Elle poussa la porte, la referma derrière elle. L'obscurité de la pièce fut ce qui la frappa en premier, tant elle contrastait avec la blancheur de la nef. Une fois ses yeux habitués, elle constata qu'il ne faisait pas noir, pas tout à fait : le jour filtrait à travers une petite fenêtre à croisillons, et un feu brûlait au milieu de la pièce. De fait, elle pouvait distinguer les murs, ainsi que la plupart des meubles et des tentures. Mais le plus impressionnant était sans doute la chaise haute sous la fenêtre, et sur la chaise, une silhouette longue, couverte de voiles amples. Cassimara reconnut l'Oracle et s'agenouilla.
- Qui es-tu, toi qui demandes une audience aux Divins ? demanda l'Oracle aussitôt qu'elle fut à genoux.
Cassimara frissonna. La voix de l'Oracle était claire, haute, définitivement féminine. Et cependant quelque chose d'impérieux émanait d'elle, comme si elle lui énonçait un ordre plutôt que de l'interroger. La jeune fille répondit d'un ton le plus assuré possible et se présenta.
- Quelle est ta requête, Cassimara, fille de Gauvain ? demanda à nouveau la silhouette drapée. Quelle faveur demandes-tu ?
- Je ne demande qu'une faveur, ô Oracle sapientissime ! Ma condition de mortelle me laisse ignorante, et je supplie humblement les dieux de me faire don de leur clairvoyance.
- Que veux-tu savoir ? Choisis bien, mortelle, car les dieux ne répondront qu'à une question, et leur réponse dépendra de la façon dont tu demandes.
Cassimara hésita un instant. Durant sa matinée de prière, elle avait eu le temps de réfléchir à la question qu'elle poserait aux dieux. Il fallait la formuler soigneusement pour que la réponse soit aussi précise que possible. Un seul mot pouvait être interprété de mille façons, et elle dut trouver les termes les moins ambigus possibles.
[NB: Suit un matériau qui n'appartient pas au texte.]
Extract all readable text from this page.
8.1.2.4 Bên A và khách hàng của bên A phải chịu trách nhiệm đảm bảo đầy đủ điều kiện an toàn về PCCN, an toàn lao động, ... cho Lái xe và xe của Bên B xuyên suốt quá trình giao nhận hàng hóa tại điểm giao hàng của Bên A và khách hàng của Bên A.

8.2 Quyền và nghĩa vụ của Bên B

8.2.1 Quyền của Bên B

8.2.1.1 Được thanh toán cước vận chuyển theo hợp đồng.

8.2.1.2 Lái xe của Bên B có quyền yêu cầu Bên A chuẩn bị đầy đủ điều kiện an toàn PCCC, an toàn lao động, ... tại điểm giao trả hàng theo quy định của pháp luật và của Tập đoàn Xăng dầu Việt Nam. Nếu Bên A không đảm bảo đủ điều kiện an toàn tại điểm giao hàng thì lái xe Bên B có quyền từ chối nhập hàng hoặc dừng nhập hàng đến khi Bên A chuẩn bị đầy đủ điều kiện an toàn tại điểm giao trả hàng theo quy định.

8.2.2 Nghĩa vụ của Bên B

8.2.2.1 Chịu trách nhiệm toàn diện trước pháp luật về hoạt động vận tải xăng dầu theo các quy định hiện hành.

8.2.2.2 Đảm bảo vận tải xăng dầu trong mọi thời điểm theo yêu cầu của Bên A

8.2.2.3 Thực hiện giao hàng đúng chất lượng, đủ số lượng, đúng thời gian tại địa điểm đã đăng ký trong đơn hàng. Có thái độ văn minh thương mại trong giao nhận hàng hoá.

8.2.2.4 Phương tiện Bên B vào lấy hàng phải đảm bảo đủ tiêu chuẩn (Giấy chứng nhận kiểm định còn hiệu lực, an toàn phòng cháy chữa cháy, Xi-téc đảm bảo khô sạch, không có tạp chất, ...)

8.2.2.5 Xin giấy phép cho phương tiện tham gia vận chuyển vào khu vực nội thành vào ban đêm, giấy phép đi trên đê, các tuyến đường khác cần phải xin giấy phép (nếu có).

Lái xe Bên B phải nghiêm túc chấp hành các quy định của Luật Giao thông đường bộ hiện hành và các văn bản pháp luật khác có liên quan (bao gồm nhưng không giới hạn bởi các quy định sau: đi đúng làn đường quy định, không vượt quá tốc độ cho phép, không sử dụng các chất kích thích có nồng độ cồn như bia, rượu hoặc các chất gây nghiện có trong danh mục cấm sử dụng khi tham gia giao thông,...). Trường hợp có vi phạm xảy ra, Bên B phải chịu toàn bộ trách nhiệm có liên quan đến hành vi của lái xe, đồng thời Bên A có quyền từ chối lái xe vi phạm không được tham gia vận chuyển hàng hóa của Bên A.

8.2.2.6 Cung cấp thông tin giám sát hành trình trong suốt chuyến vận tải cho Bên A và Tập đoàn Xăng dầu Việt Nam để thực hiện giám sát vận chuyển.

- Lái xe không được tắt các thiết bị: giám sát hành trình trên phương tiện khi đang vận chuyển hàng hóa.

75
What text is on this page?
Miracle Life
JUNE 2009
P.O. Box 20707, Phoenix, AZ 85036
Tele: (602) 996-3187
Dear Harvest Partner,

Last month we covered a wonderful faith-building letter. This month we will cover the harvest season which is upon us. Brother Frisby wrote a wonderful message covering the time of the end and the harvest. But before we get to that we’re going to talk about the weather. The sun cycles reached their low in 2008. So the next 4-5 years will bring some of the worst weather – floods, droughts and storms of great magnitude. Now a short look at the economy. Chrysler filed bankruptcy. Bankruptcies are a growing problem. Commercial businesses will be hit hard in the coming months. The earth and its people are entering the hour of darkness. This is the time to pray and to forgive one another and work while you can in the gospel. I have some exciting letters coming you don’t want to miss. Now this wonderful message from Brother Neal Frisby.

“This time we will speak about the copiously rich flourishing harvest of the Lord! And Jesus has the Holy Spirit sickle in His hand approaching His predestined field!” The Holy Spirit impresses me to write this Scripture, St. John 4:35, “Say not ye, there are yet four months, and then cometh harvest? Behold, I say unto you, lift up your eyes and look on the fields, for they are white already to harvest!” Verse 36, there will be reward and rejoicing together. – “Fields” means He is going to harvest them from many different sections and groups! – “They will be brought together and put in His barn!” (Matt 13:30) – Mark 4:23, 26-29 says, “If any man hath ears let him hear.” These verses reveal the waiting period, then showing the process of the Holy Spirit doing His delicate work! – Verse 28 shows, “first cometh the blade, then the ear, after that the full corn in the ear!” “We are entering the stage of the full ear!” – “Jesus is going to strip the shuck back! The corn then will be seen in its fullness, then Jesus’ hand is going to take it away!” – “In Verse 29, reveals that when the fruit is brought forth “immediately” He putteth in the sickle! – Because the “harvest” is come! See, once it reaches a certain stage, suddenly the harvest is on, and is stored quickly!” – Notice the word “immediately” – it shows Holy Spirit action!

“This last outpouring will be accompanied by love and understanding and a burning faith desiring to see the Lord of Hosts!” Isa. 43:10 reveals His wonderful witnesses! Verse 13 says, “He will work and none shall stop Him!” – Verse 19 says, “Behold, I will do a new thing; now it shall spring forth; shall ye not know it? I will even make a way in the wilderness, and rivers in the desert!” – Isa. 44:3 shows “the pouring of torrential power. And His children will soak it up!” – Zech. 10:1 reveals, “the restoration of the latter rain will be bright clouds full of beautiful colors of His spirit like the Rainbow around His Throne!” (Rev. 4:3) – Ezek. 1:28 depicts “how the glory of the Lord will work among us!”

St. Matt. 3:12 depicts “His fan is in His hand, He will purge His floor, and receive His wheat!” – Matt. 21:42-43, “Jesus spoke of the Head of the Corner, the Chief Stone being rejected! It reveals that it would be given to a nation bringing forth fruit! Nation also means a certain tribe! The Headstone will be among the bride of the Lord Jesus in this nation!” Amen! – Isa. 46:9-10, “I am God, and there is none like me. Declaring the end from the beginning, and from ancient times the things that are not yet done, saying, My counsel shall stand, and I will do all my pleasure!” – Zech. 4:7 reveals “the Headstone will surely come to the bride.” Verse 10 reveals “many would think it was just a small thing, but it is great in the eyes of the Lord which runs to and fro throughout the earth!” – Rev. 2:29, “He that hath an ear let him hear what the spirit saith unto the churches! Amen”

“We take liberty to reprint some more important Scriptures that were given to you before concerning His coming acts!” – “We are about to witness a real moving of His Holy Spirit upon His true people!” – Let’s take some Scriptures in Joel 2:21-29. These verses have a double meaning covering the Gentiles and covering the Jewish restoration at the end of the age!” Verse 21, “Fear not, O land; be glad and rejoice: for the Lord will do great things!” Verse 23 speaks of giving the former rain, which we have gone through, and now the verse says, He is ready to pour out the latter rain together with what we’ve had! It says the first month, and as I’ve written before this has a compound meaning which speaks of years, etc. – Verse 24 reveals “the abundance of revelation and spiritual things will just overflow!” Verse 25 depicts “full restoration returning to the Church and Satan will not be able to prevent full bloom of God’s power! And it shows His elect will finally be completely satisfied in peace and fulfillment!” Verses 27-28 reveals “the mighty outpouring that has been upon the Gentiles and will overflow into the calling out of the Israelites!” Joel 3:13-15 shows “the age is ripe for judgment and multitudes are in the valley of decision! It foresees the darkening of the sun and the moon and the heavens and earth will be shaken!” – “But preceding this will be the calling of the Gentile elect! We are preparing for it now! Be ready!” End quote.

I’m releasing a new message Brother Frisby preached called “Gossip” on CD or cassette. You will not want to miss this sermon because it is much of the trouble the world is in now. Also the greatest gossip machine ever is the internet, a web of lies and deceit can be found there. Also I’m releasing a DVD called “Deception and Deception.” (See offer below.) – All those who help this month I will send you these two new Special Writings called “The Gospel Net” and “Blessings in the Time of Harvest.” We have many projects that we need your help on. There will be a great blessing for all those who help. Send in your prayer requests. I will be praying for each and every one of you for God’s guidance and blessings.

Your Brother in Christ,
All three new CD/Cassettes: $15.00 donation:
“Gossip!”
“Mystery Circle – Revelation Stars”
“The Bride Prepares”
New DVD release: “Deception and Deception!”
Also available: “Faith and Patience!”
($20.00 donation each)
Finalement, après avoir remué le problème dans sa tête, elle parla :
- Je veux connaître mon destin d'épouse, de reine et de femme.
L'Oracle ne répondit pas. Il se leva de sa chaise haute et gagna le sol. Les voiles qu'il portait donnaient l'impression qu'il flotta plus qu'il ne marcha jusqu'au feux qui crépitait dans le brasero. A la lueur des flammes, Cassimara crut qu'elle pourrait distinguer son visage, mais hélas, L'Oracle portait un masque peint qui le dissimulait entièrement. Même debout, à sa hauteur, il lui était impossible de déterminer précisément sa taille ou sa stature, tant il était enveloppé de voiles. L'Oracle étendit la main et jeta une poignée de quelque chose dans le feu, ce qui eut pour effet de créer tant de fumée que Cassimara eut la gorge irritée. Mais l'Oracle inspira profondément à plusieurs reprises, puis parla à nouveau, la voix cette fois changée en un chant monocorde.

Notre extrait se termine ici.